BFMTV
International

Tunisie : la crainte des femmes pour leurs droits

Le 9 août à Tunis, les femmes manifestaient déjà leur mécontentement face à cette proposition de constitution

Le 9 août à Tunis, les femmes manifestaient déjà leur mécontentement face à cette proposition de constitution - -

Un projet de Constitution en Tunisie privilégiant la « complémentarité » au principe d’« égalité » pourrait remettre en cause le droit des femmes. « Ça peut être une porte d’entrée à des régressions », craignent les associations féministes.

Les Tunisiennes craignent pour leurs droits ! Elles s'insurgent contre un article de la future constitution (en cours de rédaction) qui fait polémique en Tunisie. Ce texte instaure la notion de « complémentarité » entre hommes et femmes, écartant le principe d' « égalité ». L'article 27 stipule que « l'État assure la protection des droits de la femme sous le principe de complémentarité avec l'homme au sein de la famille en tant qu'associée de l'homme ». La femme ne serait donc définie qu’en fonction de l’homme. Elle est considérée comme son partenaire et son complément. Cet article a déjà été approuvé par 12 députés d'Ennahda (islamistes majoritaires à l'Assemblée nationale constituante) mais doit encore être approuvé en séance.

Des manifestations à Paris et à Tunis

Ce texte provoque la colère des ONG féministes et de défense des droits de l'homme. Elles dénoncent des propositions rétrogrades et passéistes. Elles appellent donc à manifester ce lundi, à Paris (18h place du Chatelet) comme à Tunis (21h, heure locale), à l’occasion du 56e anniversaires de la promulgation du Code du statut personnel. Ce code comprend une série de lois datant du 13 août 1956 qui légifère les relations au sein de la famille, accordant un statut privilégié dans le monde arabe aux Tunisiennes : interdiction de la polygamie et de la répudiation, instauration du divorce, droit des garçons et des filles à l'éducation, âge minimum légal pour le mariage, mariage des petites filles prohibé. Un héritage que les féministes tunisiennes veulent à tout prix préserver.

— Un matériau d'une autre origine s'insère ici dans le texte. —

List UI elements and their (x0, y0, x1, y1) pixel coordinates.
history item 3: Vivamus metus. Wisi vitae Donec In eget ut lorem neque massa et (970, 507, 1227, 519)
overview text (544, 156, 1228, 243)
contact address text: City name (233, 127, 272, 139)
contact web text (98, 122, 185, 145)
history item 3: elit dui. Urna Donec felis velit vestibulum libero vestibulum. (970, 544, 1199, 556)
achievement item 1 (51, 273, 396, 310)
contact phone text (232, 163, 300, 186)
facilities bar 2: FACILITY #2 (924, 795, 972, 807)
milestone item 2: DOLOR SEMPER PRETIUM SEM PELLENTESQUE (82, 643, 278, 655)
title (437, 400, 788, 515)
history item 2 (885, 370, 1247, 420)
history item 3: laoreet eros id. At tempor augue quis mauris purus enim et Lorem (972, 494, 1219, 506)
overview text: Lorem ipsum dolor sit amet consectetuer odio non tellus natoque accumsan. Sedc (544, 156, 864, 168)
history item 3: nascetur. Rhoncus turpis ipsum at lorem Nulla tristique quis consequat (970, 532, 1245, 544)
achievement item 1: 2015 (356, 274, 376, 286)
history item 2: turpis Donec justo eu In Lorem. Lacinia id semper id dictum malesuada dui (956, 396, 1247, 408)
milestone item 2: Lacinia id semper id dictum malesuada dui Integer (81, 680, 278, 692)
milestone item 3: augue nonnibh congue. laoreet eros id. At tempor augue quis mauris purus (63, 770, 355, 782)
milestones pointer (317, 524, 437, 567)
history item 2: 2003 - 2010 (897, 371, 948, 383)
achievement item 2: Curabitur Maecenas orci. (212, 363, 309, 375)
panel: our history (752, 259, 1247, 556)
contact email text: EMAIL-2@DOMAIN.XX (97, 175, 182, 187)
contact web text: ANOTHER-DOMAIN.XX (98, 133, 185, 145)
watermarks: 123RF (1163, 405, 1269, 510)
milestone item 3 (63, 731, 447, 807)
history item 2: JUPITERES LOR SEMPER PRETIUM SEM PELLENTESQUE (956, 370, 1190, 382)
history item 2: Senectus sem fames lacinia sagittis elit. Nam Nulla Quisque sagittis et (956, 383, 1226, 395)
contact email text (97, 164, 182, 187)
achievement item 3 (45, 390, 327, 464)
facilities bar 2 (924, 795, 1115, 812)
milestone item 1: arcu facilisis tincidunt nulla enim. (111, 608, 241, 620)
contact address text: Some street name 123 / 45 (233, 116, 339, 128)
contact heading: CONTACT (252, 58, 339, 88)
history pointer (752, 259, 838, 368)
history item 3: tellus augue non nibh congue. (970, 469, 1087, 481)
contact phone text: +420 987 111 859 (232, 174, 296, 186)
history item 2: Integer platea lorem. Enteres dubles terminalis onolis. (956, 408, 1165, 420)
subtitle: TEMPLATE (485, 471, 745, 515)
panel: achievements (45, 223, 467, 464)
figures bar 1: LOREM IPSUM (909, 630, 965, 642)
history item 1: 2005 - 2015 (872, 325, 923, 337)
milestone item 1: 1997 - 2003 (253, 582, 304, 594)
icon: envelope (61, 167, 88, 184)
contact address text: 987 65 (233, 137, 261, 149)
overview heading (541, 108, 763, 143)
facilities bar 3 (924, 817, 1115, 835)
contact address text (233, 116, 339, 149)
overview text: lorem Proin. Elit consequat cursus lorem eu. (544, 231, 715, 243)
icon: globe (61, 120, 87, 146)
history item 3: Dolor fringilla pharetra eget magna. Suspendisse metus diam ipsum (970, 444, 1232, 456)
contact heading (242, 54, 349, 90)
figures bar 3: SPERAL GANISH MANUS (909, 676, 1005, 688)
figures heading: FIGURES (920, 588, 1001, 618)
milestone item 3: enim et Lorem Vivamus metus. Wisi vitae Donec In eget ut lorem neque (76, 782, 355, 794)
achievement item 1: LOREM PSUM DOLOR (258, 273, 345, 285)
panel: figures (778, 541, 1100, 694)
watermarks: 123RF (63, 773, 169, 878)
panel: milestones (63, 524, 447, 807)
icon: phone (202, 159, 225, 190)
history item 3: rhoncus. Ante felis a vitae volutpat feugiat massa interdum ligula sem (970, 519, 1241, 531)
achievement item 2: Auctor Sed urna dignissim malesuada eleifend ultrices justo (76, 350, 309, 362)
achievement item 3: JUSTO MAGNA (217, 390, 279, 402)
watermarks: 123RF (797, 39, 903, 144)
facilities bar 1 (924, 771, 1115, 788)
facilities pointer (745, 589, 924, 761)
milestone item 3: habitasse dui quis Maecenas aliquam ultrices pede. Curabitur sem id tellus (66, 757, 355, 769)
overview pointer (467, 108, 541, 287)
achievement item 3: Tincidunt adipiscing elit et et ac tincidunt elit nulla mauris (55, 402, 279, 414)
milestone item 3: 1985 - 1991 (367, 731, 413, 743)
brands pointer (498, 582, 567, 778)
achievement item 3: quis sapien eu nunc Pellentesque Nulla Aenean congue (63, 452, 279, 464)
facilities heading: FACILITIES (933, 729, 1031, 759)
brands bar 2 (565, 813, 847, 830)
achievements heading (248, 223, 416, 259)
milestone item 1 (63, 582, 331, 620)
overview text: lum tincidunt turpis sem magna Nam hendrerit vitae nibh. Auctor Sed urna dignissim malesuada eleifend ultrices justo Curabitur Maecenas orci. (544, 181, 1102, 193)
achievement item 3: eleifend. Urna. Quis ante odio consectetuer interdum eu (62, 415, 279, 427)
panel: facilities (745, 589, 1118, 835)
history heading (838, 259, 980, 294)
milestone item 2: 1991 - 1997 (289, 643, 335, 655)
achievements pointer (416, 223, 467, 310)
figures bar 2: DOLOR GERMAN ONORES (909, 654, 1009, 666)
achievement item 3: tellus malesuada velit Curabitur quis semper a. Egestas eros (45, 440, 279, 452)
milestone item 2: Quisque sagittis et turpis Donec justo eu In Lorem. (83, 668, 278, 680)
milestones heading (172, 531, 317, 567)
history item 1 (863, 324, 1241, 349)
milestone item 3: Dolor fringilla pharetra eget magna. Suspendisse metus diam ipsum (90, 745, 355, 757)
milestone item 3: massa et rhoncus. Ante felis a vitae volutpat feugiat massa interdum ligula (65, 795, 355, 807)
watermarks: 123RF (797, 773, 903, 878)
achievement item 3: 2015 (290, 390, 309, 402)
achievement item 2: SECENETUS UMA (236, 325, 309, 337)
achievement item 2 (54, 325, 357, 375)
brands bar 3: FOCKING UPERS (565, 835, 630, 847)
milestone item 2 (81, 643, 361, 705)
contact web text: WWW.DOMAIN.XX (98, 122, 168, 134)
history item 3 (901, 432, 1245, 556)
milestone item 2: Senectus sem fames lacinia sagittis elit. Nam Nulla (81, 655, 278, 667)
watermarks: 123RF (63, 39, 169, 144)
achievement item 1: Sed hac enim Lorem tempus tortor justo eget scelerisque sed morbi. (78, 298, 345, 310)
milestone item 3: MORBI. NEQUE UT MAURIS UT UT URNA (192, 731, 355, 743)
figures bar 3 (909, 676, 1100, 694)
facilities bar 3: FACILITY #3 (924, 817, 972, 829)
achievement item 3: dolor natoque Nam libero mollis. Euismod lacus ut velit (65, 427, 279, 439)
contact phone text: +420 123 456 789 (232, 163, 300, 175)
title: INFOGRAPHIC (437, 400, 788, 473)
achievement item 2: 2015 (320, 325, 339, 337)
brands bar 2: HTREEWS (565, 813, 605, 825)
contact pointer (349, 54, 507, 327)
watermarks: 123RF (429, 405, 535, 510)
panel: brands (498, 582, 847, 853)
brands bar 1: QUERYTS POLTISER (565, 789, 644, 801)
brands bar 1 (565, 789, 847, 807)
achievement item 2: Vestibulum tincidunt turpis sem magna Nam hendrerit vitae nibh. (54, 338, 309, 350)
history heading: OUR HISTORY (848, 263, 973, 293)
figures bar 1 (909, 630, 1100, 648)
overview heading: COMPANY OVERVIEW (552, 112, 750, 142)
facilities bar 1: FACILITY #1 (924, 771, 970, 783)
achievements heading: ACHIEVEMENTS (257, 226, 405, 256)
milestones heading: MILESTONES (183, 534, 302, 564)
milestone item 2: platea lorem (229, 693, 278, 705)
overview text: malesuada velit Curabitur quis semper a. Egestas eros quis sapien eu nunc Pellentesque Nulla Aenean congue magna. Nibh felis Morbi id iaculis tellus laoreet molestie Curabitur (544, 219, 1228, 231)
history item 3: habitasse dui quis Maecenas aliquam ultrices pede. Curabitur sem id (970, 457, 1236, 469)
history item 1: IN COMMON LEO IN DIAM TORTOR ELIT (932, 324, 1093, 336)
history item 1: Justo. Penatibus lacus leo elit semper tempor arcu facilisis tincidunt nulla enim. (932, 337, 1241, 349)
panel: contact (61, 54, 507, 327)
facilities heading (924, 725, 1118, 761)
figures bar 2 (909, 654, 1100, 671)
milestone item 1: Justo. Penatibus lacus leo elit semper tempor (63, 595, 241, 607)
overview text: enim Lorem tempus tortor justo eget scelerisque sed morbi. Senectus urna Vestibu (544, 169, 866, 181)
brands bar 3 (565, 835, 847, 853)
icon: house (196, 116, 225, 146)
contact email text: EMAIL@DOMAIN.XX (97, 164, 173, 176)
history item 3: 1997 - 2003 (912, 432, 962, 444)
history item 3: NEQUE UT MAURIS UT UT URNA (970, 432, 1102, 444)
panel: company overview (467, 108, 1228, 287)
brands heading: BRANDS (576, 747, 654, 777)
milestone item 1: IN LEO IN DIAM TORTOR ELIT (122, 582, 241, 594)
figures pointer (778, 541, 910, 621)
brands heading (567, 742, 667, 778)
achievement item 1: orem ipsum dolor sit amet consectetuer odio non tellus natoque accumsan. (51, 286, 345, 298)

« Une porte d’entrée à des régressions : droit au travail ou polygamie »

Ahlem Bel Hadj, présidente de l'Association tunisienne des Femmes démocrates (ATFD), qui appelle à manifester ce lundi dans les rues de Tunis, estime que les droits des femmes en Tunisie sont susceptibles d’être en grand danger. « On a entendu des voix qui parlaient de polygamie, de revenir sur le droit à l’avortement, de mutilations génitales. Ce qui change la donne c’est que c’est écrit dans le projet de constitution. C’est gravissime. Les Tunisiennes ne sont pas considérées comme étant des citoyennes à part égale. Ça peut être une porte d’entrée à des régressions, ça peut être le droit au travail ou la polygamie. Tant que nous ne sommes pas dans l’égalité, tout est possible ».

« On va retourner 14 siècles en arrière »

Houda Zekri, présidente du collectif Culture création citoyenneté, (association qui lutte depuis la France pour les droits individuels en Tunisie), craint vraiment une régression : « La femme va être considérée comme mineure, c’est à dire qu’elle ne pourra pas sortir du territoire sans autorisation, sans l’aval d’un tuteur. Elles ne pourront plus non plus occuper les postes qu’elles ont aujourd’hui d’autant plus qu’un discours se fait entendre selon lequel s’il y a du chômage en Tunisie c’est parce que les femmes prennent les places des hommes. On va remettre en cause la scolarité. La norme ça va être les femmes voilées, alors que ce n’était pas du tout le cas en Tunisie. On commence a voiler les enfants aussi… On va retourner 14 siècles en arrière ».